Dari uang Rp 250 juta itu, sebagian uangnya ia pakai untuk merenovasi rumah lainnya yang tidak jauh dari lokasi rumah Cicih.
Sisanya, digunakan untuk keperluan sehari-hari serta membayar utang atas uang yang dipinjam dan digunakan sehari-hari.
"Uangnya tidak semua buat makan saya, tapi ada buat renovasi rumah dan membiayai cucu-cucu saya yang juga anak-anak saya itu (penggugat). Ada empat anak (cucu) mereka yang tinggal disini, satu sampai lulus SMK dan ada juga yang dari bayi sampai usia enam tahun. Semuanya saya rawat disini. Uang penjualan itu untuk mencukupi kebutuhan kami semua yang tinggal disini. Kalau mengandalkan uang pensiunan dan kontrakan tidak cukup," ujar Cicih.
Alasan lainnya, Cicih merasa punya hak atas tanah yang dijual karena tanah didapat dari harta bersama selama pernikahan.
Apalagi, kata dia, anak-anaknya yang menggugat sudah mendapat warisan tanah dari S Udin namun ternyata dijual karena untuk keperluan mendesak.

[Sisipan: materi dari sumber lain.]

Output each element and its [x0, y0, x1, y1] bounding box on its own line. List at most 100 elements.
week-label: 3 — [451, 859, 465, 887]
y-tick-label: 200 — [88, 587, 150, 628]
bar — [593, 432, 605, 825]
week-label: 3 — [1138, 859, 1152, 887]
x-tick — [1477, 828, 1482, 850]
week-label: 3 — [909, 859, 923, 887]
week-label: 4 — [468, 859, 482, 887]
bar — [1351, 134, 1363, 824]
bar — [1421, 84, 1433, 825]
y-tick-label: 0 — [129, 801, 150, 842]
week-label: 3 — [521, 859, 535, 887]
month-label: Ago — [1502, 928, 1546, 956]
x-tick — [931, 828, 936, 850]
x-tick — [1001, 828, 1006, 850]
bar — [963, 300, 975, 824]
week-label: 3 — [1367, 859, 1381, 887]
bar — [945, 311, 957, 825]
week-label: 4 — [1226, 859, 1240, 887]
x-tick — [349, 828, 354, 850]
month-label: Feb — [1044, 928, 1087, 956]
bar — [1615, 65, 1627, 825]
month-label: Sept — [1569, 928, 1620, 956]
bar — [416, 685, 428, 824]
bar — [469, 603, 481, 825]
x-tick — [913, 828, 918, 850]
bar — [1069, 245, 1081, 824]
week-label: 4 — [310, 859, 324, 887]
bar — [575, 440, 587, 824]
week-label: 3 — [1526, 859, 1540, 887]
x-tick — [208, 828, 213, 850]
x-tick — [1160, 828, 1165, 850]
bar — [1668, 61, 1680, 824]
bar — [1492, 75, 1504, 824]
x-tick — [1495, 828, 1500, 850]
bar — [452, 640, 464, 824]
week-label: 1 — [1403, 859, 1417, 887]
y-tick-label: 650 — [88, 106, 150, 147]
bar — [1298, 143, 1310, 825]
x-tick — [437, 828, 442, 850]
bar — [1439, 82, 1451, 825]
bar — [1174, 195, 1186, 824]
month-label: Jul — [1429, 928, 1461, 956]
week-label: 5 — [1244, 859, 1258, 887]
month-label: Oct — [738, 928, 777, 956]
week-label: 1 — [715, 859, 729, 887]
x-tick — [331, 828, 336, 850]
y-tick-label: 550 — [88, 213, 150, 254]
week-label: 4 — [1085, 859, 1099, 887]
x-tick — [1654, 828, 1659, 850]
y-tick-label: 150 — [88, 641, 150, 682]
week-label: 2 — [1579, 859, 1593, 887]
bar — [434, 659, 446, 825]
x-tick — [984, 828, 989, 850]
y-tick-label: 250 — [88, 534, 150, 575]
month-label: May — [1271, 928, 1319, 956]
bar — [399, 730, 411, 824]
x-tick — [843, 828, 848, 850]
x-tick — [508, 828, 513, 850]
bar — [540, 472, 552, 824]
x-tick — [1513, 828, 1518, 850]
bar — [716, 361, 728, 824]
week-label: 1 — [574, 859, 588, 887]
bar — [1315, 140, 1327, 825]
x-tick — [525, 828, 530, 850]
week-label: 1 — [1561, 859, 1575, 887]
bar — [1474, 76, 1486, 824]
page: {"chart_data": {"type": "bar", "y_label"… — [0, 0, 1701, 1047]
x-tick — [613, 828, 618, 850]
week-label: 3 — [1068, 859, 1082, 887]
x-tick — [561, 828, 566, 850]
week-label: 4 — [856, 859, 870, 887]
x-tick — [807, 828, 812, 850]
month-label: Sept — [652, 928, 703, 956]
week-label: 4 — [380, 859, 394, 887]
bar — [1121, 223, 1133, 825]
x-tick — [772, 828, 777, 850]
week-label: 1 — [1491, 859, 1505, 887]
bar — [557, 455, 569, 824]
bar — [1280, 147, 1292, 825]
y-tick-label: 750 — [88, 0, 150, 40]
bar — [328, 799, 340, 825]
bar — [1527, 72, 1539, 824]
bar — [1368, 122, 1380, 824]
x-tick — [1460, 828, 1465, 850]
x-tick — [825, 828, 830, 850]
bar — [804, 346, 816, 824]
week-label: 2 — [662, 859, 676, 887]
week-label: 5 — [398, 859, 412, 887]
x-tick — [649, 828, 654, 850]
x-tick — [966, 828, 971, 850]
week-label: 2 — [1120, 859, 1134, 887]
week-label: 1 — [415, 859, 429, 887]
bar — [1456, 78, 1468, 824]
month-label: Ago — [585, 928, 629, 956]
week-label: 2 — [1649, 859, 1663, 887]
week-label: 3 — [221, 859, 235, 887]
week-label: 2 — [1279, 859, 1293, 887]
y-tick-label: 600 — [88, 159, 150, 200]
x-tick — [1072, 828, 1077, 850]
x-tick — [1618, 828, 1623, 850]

"Saya ini sebagai orang tua tidak gegabah. Saat saya mau jual itu rumah, saya datangi anak-anak saya, saya datangi Aji Rusbandi tapi tidak ada dan saya bicara sama istrinya. Saya datangi Ai Sukawati, dia setuju rumah dijual. Tidak ada masalah. Tapi ternyata saya malah digugat. Kemarin saya pertama kali menginjakan kaki di pengadilan, ketemu pengacara dan hakim,"' kata Cicih.
"Semua sudah kebagian warisan dari bapak. Sedikitpun saya tidak ingin menguasai seluruhnya, saya berharap keluarga kembali rukun, kasihan ibu saya sudah tua," ujar Ali.
Sidang perdana kemarin mengagendaka mediasi. Para terguguat diwakilkan oleh kuasa hukum mereka. Pada sidang perdana, baru mengagendaka mediasi.